Some of this must have shown on my face, because Con grinned as he wiped his eyes. “Been a long time since we were arguing over whose turn it was to bring in Ma’s laundry off the line, huh?”

“Long time,” I agreed, and thought again of a frog too dumb to realize the water in his stovetop pond was growing ever warmer.

Terry and Annabelle’s daughter, Dawn, joined us with Cara Lynne in her arms. The baby’s eyes were that shade our mother used to call Morton Blue. “Hi, Uncle Jamie. Here’s your grand-niece. She’s one tomorrow, and she’s getting a new tooth to celebrate.”

“She’s beautiful. Can I hold her?”

Dawn smiled shyly at the stranger she’d last seen when she was still in braces. “You can try, but she usually bawls her head off when it’s someone she doesn’t know.”

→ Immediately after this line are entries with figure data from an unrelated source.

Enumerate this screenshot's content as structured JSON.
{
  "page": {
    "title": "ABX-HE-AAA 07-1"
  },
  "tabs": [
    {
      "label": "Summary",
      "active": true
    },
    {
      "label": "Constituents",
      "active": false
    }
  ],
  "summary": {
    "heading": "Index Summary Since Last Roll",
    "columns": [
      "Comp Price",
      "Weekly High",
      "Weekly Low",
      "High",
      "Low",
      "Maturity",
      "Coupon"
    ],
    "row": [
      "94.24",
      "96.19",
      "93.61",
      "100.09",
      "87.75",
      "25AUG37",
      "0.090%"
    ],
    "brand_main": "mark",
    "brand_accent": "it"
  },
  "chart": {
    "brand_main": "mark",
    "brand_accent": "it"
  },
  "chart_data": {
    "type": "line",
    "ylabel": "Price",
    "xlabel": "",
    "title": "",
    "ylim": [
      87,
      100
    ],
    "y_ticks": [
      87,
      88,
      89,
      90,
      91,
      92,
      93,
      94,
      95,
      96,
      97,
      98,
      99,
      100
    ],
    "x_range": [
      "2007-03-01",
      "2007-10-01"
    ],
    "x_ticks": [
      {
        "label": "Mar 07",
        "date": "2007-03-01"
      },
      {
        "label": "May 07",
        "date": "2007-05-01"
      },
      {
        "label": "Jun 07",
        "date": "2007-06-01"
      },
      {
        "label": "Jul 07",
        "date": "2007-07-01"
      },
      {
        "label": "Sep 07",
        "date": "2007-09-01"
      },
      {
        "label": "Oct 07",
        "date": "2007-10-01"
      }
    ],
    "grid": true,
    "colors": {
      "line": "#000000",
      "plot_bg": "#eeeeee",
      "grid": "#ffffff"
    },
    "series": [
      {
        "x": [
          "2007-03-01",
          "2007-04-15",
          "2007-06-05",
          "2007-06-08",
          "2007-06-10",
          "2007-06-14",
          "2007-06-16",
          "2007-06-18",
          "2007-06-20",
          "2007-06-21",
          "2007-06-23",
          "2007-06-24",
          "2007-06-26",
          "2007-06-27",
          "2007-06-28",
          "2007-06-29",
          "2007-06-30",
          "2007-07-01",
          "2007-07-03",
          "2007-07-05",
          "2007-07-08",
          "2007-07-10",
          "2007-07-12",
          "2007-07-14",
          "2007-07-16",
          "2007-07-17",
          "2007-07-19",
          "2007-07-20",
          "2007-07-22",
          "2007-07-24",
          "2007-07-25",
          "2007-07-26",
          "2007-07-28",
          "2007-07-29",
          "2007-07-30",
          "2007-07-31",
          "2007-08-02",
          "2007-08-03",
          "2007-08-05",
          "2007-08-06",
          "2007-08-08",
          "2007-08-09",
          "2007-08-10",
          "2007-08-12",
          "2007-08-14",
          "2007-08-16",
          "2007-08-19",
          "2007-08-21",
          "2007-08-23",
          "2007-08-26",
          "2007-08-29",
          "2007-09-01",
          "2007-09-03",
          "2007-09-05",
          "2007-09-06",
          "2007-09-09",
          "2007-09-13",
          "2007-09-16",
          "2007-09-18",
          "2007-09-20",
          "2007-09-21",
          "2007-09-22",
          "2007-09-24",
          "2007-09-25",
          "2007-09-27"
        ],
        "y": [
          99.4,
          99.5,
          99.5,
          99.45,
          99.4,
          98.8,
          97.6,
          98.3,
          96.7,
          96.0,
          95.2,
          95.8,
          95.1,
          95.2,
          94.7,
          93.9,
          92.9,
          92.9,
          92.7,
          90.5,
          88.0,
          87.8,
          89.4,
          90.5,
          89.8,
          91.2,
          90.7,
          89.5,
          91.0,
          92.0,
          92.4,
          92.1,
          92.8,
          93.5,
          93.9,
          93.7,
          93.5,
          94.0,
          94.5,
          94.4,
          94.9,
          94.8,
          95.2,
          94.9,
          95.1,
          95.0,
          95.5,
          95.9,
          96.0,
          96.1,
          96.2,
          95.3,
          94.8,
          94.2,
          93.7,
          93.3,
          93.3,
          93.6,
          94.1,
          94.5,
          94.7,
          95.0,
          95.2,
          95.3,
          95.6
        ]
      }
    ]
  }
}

I took the baby, ready to hand her back the second the yowls started. Only they didn’t. Cara Lynne examined me, reached out a hand, and tweaked my nose. Then she laughed. My family cheered and applauded. The baby looked around, startled, then looked back at me with what I could have sworn were my mother’s eyes.

And laughed again.

• • •

The actual party the next day had much the same cast, only with more supporting characters. Some I recognized at once; others looked vaguely familiar, and I realized several were children of people who had worked for my father long ago and now worked for Terry, whose empire had grown: as well as the fuel oil business, he owned a New England–wide chain of convenience stores called Morton’s Fast-Shops. Bad handwriting had been no bar to success.

A catering crew from Castle Rock presided over four grills, dealing out hamburgers and hotdogs to go with a mind-boggling array of salads and desserts. Beer flowed from steel kegs and wine from wooden ones. As I chowed down on a bacon-loaded calorie-bomb in the backyard, one of Terry’s salesmen—drunk, cheerful, and voluble—told me Terry also owned Splash City in Fryeburg and Littleton Raceway in New Hampshire. “That track don’t make a cent of money,” the salesman said, “but you know Terry—he always loved the stocks and bombers.”

I remembered him working with my father on various incarnations of the Road Rocket in the garage, both of them dressed in greasy tee-shirts and saggy-butt coveralls, and suddenly realized that my hometown, country-mouse brother was well-to-do. Perhaps even rich.